From simple classification to more advanced radar AI

The example in the video uses a simple Dense network. This is deliberate. A baseline model is often the best starting point because it shows the essential idea clearly.

For more complex radar patterns, FreeScopes AI can also support more advanced workflows, for example Conv1D-based neural-network processing. A Conv1D layer uses trainable filters that scan sequential radar or signal data for local patterns. This can be useful when the important feature is not just a global amplitude pattern, but a local structure in a range profile, signal trace, or radar representation.

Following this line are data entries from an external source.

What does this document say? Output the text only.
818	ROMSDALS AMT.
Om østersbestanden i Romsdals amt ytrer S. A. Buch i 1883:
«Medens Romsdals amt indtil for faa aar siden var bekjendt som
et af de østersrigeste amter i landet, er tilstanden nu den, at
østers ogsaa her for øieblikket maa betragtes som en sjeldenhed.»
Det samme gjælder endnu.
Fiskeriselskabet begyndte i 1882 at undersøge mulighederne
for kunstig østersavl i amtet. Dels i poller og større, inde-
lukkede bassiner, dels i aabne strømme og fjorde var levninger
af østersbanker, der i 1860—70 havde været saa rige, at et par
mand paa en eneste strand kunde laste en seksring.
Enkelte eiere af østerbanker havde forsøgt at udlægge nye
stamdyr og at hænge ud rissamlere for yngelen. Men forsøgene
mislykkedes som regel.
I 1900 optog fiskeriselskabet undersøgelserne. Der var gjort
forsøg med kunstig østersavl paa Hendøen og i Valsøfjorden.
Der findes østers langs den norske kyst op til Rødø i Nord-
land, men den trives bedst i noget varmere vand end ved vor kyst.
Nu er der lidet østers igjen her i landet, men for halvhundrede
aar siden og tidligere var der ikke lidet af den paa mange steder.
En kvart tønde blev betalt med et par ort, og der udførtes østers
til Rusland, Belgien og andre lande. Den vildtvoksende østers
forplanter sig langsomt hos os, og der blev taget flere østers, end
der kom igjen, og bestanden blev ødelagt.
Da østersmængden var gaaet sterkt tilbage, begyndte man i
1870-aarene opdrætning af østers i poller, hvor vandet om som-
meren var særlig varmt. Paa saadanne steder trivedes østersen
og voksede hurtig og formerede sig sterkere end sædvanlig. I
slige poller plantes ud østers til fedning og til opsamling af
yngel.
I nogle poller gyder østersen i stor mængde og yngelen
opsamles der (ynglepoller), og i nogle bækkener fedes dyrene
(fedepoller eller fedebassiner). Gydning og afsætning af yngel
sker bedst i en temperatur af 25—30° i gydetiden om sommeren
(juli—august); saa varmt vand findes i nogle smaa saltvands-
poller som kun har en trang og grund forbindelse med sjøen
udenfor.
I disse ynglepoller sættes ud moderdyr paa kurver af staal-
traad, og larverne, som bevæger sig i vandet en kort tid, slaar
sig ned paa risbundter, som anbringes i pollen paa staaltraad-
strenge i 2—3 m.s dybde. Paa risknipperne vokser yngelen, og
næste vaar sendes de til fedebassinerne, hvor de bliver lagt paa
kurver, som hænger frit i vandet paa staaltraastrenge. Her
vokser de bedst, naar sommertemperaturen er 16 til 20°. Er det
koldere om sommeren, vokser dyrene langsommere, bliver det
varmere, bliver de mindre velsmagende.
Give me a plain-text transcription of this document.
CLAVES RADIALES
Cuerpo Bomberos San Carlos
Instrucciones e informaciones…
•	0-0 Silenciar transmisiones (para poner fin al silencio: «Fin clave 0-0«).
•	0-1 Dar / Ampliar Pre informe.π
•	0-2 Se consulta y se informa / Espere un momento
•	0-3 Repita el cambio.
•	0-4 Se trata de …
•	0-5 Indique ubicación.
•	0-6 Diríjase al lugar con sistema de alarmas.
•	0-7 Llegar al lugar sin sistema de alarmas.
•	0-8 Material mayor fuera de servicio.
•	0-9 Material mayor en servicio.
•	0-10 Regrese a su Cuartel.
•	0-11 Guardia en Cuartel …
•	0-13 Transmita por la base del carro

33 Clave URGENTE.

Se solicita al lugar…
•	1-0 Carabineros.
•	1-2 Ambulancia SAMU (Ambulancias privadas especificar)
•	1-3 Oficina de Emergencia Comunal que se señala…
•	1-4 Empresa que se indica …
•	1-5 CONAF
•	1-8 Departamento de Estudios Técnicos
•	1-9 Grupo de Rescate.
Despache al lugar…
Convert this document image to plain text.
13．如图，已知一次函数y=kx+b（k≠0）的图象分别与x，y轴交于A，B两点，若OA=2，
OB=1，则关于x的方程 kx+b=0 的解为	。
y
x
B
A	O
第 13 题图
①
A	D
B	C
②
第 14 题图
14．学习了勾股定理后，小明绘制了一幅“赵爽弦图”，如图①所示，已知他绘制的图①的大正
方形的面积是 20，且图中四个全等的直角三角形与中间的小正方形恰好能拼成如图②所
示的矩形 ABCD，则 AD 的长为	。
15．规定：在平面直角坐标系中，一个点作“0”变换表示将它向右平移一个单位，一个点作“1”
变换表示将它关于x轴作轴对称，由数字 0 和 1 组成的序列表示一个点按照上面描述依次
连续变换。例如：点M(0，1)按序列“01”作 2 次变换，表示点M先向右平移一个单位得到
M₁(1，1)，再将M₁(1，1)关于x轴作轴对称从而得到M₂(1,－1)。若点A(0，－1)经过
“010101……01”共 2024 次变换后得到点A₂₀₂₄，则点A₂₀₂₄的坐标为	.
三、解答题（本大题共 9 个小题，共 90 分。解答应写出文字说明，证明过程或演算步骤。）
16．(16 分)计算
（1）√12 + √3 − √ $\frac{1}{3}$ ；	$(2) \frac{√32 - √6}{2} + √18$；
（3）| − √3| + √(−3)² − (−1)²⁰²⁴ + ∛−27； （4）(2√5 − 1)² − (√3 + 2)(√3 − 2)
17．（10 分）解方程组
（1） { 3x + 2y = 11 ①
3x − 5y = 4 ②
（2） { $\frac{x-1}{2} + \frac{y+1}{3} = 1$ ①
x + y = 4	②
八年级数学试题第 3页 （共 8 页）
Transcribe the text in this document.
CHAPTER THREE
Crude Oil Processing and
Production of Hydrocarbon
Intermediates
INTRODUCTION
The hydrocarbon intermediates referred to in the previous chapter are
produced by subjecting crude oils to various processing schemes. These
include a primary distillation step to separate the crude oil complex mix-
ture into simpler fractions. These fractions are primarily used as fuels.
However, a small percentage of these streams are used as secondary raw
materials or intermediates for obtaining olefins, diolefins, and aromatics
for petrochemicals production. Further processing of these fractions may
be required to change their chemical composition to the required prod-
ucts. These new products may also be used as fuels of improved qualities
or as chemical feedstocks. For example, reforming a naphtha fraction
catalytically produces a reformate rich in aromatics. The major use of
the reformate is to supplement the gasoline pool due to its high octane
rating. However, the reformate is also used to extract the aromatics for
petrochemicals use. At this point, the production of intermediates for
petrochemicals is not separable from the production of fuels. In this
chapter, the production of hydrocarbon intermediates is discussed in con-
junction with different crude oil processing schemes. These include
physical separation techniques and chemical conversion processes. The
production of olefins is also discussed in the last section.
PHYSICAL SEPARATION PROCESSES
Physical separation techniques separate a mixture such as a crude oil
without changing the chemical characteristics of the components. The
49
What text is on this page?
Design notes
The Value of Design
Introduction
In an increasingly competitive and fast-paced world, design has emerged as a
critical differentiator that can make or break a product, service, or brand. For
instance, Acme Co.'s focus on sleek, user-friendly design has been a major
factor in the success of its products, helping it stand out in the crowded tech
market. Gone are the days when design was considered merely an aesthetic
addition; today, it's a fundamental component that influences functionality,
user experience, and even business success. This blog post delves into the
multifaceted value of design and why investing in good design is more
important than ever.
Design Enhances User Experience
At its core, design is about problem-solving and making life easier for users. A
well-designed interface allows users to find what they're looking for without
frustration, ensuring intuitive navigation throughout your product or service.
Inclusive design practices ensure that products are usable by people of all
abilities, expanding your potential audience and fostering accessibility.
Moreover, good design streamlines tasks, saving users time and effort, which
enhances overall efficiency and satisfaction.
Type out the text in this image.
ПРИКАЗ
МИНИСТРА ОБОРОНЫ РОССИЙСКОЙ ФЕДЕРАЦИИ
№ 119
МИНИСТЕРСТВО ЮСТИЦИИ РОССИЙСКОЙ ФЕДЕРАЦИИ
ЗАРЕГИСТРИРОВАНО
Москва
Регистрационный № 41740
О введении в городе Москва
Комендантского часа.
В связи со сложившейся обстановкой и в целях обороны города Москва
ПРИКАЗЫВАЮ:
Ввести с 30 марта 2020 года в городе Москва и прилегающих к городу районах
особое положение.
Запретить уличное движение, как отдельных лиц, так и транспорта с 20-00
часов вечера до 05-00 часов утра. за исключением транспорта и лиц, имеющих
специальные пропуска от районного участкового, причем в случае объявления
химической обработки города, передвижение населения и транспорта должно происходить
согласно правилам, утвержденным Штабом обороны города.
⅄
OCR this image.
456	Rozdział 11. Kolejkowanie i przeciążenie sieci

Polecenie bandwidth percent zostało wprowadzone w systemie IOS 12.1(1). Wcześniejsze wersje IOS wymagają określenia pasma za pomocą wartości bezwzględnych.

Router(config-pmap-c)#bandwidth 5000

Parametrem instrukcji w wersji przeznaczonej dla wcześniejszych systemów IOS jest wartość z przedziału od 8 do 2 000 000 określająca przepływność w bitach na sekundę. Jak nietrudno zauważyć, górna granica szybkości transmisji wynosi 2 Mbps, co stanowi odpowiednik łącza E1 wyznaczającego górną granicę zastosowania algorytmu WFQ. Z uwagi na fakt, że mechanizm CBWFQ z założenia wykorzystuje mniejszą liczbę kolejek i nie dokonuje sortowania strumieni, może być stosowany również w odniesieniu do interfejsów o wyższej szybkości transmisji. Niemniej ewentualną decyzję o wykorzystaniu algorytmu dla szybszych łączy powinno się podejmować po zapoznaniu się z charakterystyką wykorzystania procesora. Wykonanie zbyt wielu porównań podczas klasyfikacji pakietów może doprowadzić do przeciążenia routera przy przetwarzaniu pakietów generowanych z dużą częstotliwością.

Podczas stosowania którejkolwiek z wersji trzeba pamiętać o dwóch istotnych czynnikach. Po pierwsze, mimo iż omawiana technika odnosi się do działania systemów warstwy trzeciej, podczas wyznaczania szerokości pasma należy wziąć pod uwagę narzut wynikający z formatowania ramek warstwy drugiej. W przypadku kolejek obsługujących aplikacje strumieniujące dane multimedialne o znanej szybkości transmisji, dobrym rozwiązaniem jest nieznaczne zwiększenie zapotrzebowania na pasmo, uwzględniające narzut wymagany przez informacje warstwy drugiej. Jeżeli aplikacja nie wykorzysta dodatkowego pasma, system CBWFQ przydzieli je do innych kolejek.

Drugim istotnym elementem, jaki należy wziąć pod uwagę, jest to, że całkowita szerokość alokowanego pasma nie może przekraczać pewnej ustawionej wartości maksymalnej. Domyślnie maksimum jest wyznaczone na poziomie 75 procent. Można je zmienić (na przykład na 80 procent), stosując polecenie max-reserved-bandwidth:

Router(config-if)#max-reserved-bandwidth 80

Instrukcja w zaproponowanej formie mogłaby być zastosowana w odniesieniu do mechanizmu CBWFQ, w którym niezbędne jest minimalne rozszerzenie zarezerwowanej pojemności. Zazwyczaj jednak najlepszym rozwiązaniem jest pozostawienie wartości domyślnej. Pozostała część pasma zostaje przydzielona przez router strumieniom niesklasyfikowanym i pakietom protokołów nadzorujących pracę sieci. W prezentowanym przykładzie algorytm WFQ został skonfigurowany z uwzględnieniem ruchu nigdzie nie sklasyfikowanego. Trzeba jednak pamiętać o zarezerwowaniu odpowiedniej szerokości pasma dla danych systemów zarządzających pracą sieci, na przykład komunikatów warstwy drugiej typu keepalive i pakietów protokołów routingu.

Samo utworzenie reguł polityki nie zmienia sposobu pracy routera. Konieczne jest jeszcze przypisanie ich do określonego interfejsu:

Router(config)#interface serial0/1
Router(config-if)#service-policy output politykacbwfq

This allows training to progress from simple classification toward more complex radar AI topics, such as anomaly detection, robust radar perception, and jamming-aware analysis where supported by the available data and module scope.

The learning value

The key learning value of the exercise is that students see the complete AI training process in a radar context.

They do not only hear that artificial intelligence can classify objects. They see how the training data is created. They see how labels are assigned. They build the network themselves. They train it. They observe the results. They save the trained model.

This makes the relationship between radar measurements and AI classification transparent.

The result is not just a trained model. The result is a better understanding of how machine learning can be applied to radar data, where it is useful, and why the quality of the data and labels matters as much as the neural network itself.

Conclusion

The video demonstrates a compact but powerful FreeScopes AI workflow: three physical radar targets, labelled radar measurements, a simple neural network, and a trained classifier.

This is the core idea behind FreeScopes AI. It turns machine learning from an abstract topic into a practical radar-training exercise. Students learn how AI models are built, trained, evaluated, saved and reused — using radar data they can understand and measurements they can reproduce in the lab.